Is this the German way?
Comes this low bleating forth from German hearts?
Should Teutons, sin repenting, lash themselves,
Or spread their palms with priestly unctuousness,
Exalt their feelings with the censer's fumes,
And cower and quake and bend the trembling knee,
And with a sickly sweetness plead a prayer?
Then ogle nuns, and ring the Ave-bell,
And thus with morbid fervour out-do heaven?
Is this the German way?
Beware, yet are you free, yet your own Lords.
What yonder lures is Rome, Rome's faith sung without words.
2.
Нет необходимого контраста между чувственностью и целомудрием, каждый хороший брак, каждый подлинный любовный роман выше этого контраста; но в тех случаях, когда контраст существует, он очень далек от того, чтобы быть обязательно трагическим.

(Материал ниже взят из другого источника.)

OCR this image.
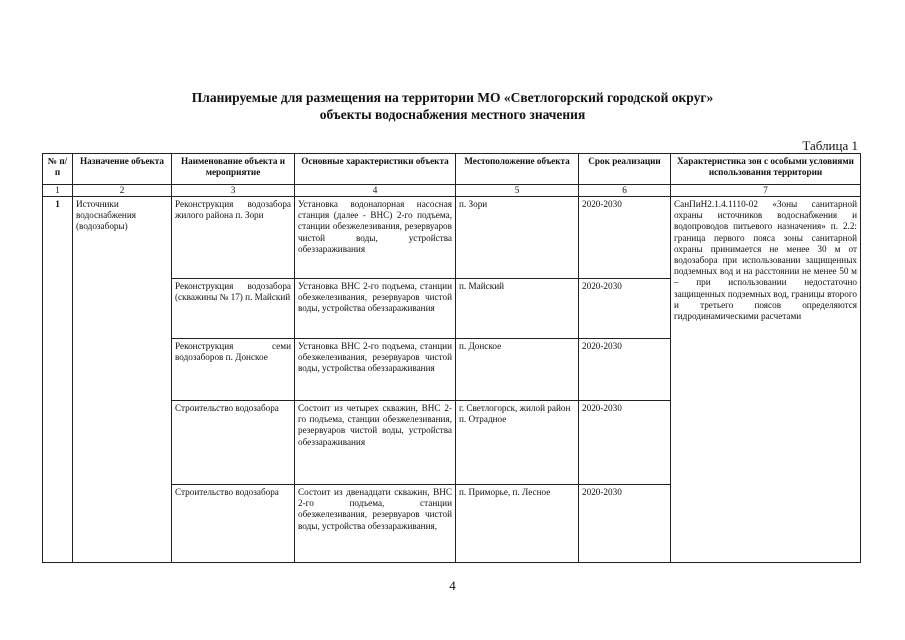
Планируемые для размещения на территории МО «Светлогорский городской округ»
объекты водоснабжения местного значения
Таблица 1
№ п/п	Назначение объекта	Наименование объекта и мероприятие	Основные характеристики объекта	Местоположение объекта	Срок реализации	Характеристика зон с особыми условиями использования территории
1	2	3	4	5	6	7
1	Источники водоснабжения (водозаборы)	Реконструкция водозабора жилого района п. Зори	Установка водонапорная насосная станция (далее - ВНС) 2-го подъема, станции обезжелезивания, резервуаров чистой воды, устройства обеззараживания	п. Зори	2020-2030	СанПиН2.1.4.1110-02 «Зоны санитарной охраны источников водоснабжения и водопроводов питьевого назначения» п. 2.2: граница первого пояса зоны санитарной охраны принимается не менее 30 м от водозабора при использовании защищенных подземных вод и на расстоянии не менее 50 м – при использовании недостаточно защищенных подземных вод, границы второго и третьего поясов определяются гидродинамическими расчетами
		Реконструкция водозабора (скважины № 17) п. Майский	Установка ВНС 2-го подъема, станции обезжелезивания, резервуаров чистой воды, устройства обеззараживания	п. Майский	2020-2030	
		Реконструкция семи водозаборов п. Донское	Установка ВНС 2-го подъема, станции обезжелезивания, резервуаров чистой воды, устройства обеззараживания	п. Донское	2020-2030	
		Строительство водозабора	Состоит из четырех скважин, ВНС 2-го подъема, станции обезжелезивания, резервуаров чистой воды, устройства обеззараживания	г. Светлогорск, жилой район п. Отрадное	2020-2030	
		Строительство водозабора	Состоит из двенадцати скважин, ВНС 2-го подъема, станции обезжелезивания, резервуаров чистой воды, устройства обеззараживания,	п. Приморье, п. Лесное	2020-2030	
4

Это, по крайней мере, должно быть справедливо для всех благоустроенных и добродушных смертных, которые нисколько не склонны считать свое неустойчивое равновесие между ангелом и petite bête, без дальнейших церемоний, среди возражений против существования, более утонченные и более умные, как Хафиз и Гёте, даже рассматривали это как дополнительное влечение. Именно противоречия такого рода манят нас к жизни… С другой стороны, должно быть очевидно, что когда несчастных животных Цирцеи побуждают поклоняться целомудрию, все, что они видят и почитают в нем, — это их противоположность — о! и с каким трагическим стоном и пылом, можно легко представить — то самое болезненное и совершенно излишнее противопоставление, которое под конец своей жизни Рихард Вагнер, несомненно, хотел положить на музыку и поставить на сцене. И с какой целью? — можем мы резонно спросить.
3.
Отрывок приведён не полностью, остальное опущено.